Chronic inflammation has been proposed to contribute to the pathogenesis of diet-induced obesity. However, scarce therapeutic options are available to treat obesity and the associated immunometabolic complications. Glucocorticoids are routinely employed for the management of inflammatory diseases, but their pleiotropic nature leads to detrimental metabolic side effects. We developed a glucagon-like peptide-1 (GLP-1)-Dexamethasone co-agonist in which GLP-1 selectively delivers Dexamethasone to GLP-1 receptor-expressing cells.
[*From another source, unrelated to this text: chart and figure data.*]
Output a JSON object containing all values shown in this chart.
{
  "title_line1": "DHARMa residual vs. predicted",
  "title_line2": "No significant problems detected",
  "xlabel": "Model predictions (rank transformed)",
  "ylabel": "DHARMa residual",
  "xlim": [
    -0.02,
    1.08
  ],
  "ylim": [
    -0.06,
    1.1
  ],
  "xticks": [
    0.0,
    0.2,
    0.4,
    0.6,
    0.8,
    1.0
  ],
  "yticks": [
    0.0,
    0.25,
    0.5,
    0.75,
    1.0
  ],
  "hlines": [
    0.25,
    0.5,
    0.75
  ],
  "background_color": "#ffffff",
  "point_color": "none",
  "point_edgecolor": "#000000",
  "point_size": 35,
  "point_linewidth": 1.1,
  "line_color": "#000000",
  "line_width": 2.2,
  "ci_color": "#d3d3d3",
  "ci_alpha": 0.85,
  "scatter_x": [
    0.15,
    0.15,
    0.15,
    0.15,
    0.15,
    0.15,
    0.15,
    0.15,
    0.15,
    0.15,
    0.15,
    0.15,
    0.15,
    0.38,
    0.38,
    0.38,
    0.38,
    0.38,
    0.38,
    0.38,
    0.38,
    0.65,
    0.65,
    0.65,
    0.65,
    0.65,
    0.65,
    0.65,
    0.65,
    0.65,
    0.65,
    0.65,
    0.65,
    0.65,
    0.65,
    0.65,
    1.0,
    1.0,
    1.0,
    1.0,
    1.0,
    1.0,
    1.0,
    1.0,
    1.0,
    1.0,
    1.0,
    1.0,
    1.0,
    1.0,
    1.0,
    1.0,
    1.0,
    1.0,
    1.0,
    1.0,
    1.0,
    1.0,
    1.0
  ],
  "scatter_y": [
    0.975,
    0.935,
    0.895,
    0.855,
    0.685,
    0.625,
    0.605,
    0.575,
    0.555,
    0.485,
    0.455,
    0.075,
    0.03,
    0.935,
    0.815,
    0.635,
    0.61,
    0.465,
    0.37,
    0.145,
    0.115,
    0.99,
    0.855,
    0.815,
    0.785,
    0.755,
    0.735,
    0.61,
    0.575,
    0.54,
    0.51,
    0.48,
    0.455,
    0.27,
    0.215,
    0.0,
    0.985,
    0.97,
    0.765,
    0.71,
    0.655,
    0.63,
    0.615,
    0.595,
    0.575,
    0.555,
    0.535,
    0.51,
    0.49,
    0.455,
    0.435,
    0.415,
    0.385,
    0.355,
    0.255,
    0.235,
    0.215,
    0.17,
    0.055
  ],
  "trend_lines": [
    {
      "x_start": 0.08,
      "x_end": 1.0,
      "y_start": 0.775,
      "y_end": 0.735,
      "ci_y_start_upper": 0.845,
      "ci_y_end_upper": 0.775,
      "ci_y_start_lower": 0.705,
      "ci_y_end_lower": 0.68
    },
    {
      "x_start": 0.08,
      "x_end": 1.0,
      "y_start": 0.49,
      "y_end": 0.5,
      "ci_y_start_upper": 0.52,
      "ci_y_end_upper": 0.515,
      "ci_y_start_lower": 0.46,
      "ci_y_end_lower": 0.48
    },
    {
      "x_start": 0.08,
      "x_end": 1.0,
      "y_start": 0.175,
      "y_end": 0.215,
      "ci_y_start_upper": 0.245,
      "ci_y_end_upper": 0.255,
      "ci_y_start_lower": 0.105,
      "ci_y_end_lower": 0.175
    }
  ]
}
GLP-1-Dexamethasone lowers body weight up to 25% in obese mice by targeting the hypothalamic control of feeding and by increasing energy expenditure. This strategy reverses hypothalamic and systemic inflammation while improving glucose tolerance and insulin sensitivity. The selective preference for GLP-1 receptors bypasses deleterious effects of Dexamethasone on glucose handling, bone integrity, and hypothalamus-pituitary-adrenal axis activity. Thus, GLP-1-directed glucocorticoid pharmacology represents an efficacious therapy option for diet-induced immunometabolic derangements and the resulting obesity. To elucidate the in vivo signaling properties of GLP-1/Dexa, we performed unbiased transcriptional profiling (mRNA-seq) of hypothalami from DIO mice treated for 5 days with vehicle, GLP-1/Dexa, Dexamethasone (Dexa) or with GLP-1 at the equimolar doses of 100 nmol/kg. A group of calorie restricted mice with body weight matched to that of GLP-1/Dexa-treated mice was included in order to dissect whether the molecular signatures governed by the conjugate are independent from the induced weight loss. N=5 hypothalamic samples per experimental group were used.